1960 erschienen die manuskripte das erste Mal zur Eröffnung des Forum Stadtpark. 50 Jahre und 190 Ausgaben später feierte der Gründer und Herausgeber Alfred Kolleritsch im Grazer Schauspielhaus mit Wegbegleitern und Literaten. Gekommen waren am 4.12. rund 150 Autoren von Peter Handke über Robert Menasse und Reinhard P. Gruber bis Oswald Wiener und Friedericke Mayröcker. Wie immer, wenn so ein Jubiläum begangen wird, kommen Politiker von Rang und Namen um zu gratulieren. Dass Medien, wie die manuskripte, lange um solche Anerkennung kämpfen mussten, wird dabei oftmals verschwiegen.
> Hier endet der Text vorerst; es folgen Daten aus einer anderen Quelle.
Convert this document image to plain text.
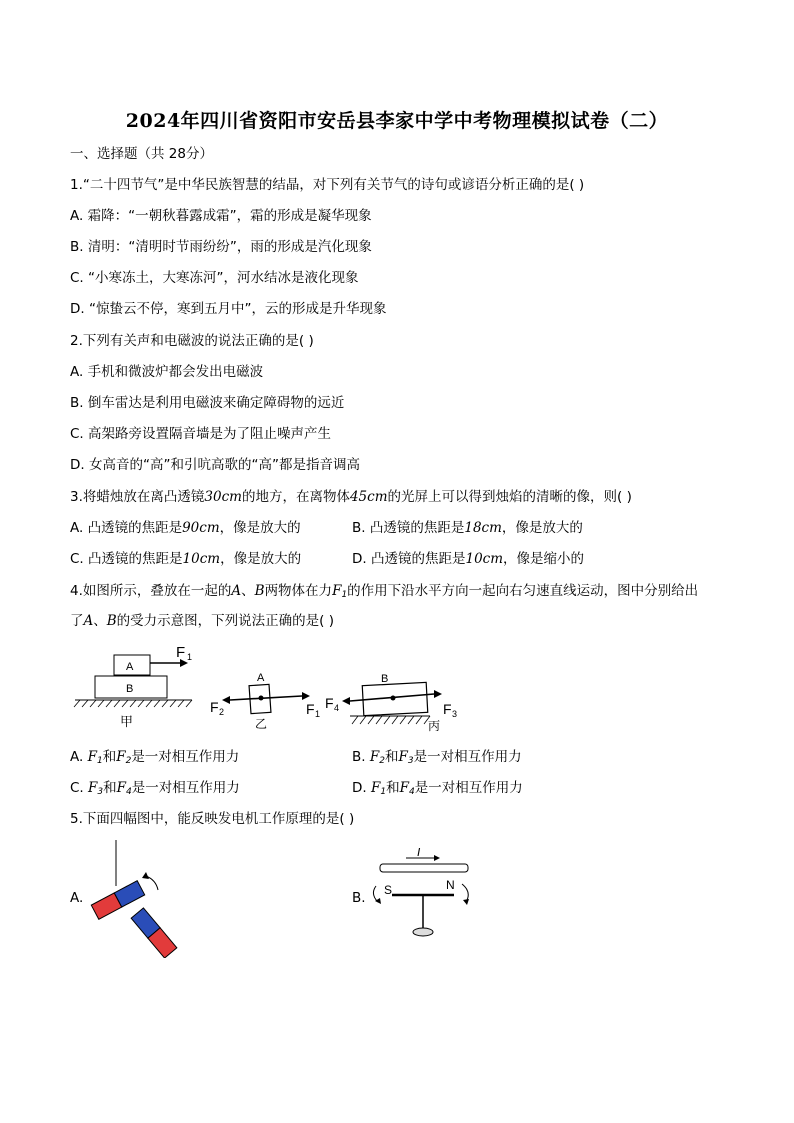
2024年四川省资阳市安岳县李家中学中考物理模拟试卷（二）
一、选择题（共 28分）
1.“二十四节气”是中华民族智慧的结晶，对下列有关节气的诗句或谚语分析正确的是( )
A. 霜降：“一朝秋暮露成霜”，霜的形成是凝华现象
B. 清明：“清明时节雨纷纷”，雨的形成是汽化现象
C. “小寒冻土，大寒冻河”，河水结冰是液化现象
D. “惊蛰云不停，寒到五月中”，云的形成是升华现象
2.下列有关声和电磁波的说法正确的是( )
A. 手机和微波炉都会发出电磁波
B. 倒车雷达是利用电磁波来确定障碍物的远近
C. 高架路旁设置隔音墙是为了阻止噪声产生
D. 女高音的“高”和引吭高歌的“高”都是指音调高
3.将蜡烛放在离凸透镜30cm的地方，在离物体45cm的光屏上可以得到烛焰的清晰的像，则( )
A. 凸透镜的焦距是90cm，像是放大的	B. 凸透镜的焦距是18cm，像是放大的
C. 凸透镜的焦距是10cm，像是放大的	D. 凸透镜的焦距是10cm，像是缩小的
4.如图所示，叠放在一起的A、B两物体在力$F_1$的作用下沿水平方向一起向右匀速直线运动，图中分别给出
了A、B的受力示意图，下列说法正确的是( )
A
B
F 1
甲
A
F 2	F 1
乙
B
F 4	F 3
丙
A. $F_1$和$F_2$是一对相互作用力	B. $F_2$和$F_3$是一对相互作用力
C. $F_3$和$F_4$是一对相互作用力	D. $F_1$和$F_4$是一对相互作用力
5.下面四幅图中，能反映发电机工作原理的是( )
A.	B.
I
S	N
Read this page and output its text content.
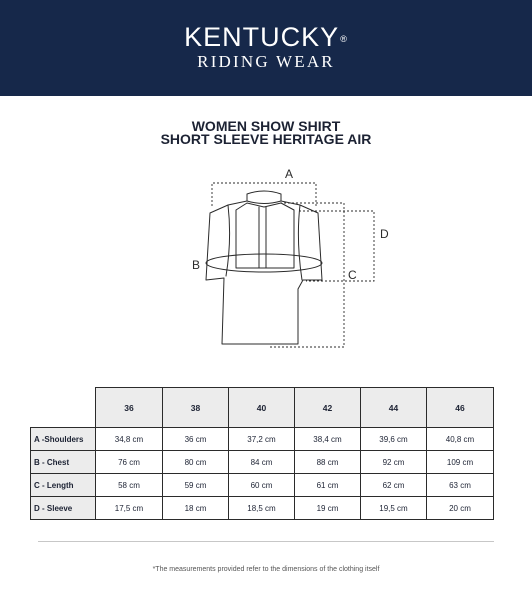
KENTUCKY®
RIDING WEAR
WOMEN SHOW SHIRT
SHORT SLEEVE HERITAGE AIR
A
B
C
D
	36	38	40	42	44	46
A -Shoulders	34,8 cm	36 cm	37,2 cm	38,4 cm	39,6 cm	40,8 cm
B - Chest	76 cm	80 cm	84 cm	88 cm	92 cm	109 cm
C - Length	58 cm	59 cm	60 cm	61 cm	62 cm	63 cm
D - Sleeve	17,5 cm	18 cm	18,5 cm	19 cm	19,5 cm	20 cm
*The measurements provided refer to the dimensions of the clothing itself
“Grazer” und “Wiener Gruppe”

Ursprünglich dreimal, dann viermal im Jahr erscheindend, entwickelten sich die manuskripte von einem kleinen unabhängigen Blättchen zu einem richtungsweisenden Blatt für die nationale Literatur. Im Jahr 1995 lösten sie sich vom Forum Stadtpark und wurden ab diesem Zeitpunkt vom manuskripte Literaturverein herausgegeben. Durch die Publikation von Erstlingswerken (auch heute werden nur Erstveröffentlichungen gedruckt) trugen sie erheblich zur Bildung der „Grazer Gruppe“ bei. Junge Autoren wie Barbara Frischmuth, Peter Handke und Gunter Falk fanden durch die manuskripte zueinander. Auch Werke von Autoren der so genannten „Wiener Gruppe“ rund um HC Artmann, Konrad Bayer, Gerhard Rühm, Friedrich Achleitner und Oswald Wiener (später auch Ernst Jandl, Friedericke Mayröcker, Gert Jonke, Raoul Hausman und Heimito von Doderer) fanden Eingang in die Zeitschrift.

Ausstellung

Am 3.12. wurde im Grazer Literaturhaus die Ausstellung „Peter Handke und die manuskripte“ eröffnet sowie die Jubiläumsausgabe der manuskripte vorgestellt. Handke und die manuskripte sind so untrennbar miteinander verbunden, wie der weltberühmte Literat mit dem Herausgeber Alfred Kolleritsch. Die beiden verbindet seit Jahrzehnten eine Freundschaft, weshalb ein nicht unwesentlicher Teil der Ausstellung sich mit dem Literaten beschäftigt. Die Schau zeigt Texte, Fotos und die Hefte selbst. Die Kuratoren Kurt Bartsch (Universität Graz), Klaus Kastberger (Österreichisches Literaturarchiv) und Katharina Pektor hatte dabei die mühevolle Aufgabe aus 190 Heften (um die 20.000 Seiten) auszuwählen. Die Ausstellung kann bis 17.12. besucht werden. Die Doppelnummer 189/190 umfasst übrigens 676 Seiten – ein wortwörtlicher Literaturwälzer und die ideale Zeitschrift für die Weihnachtsfeiertage.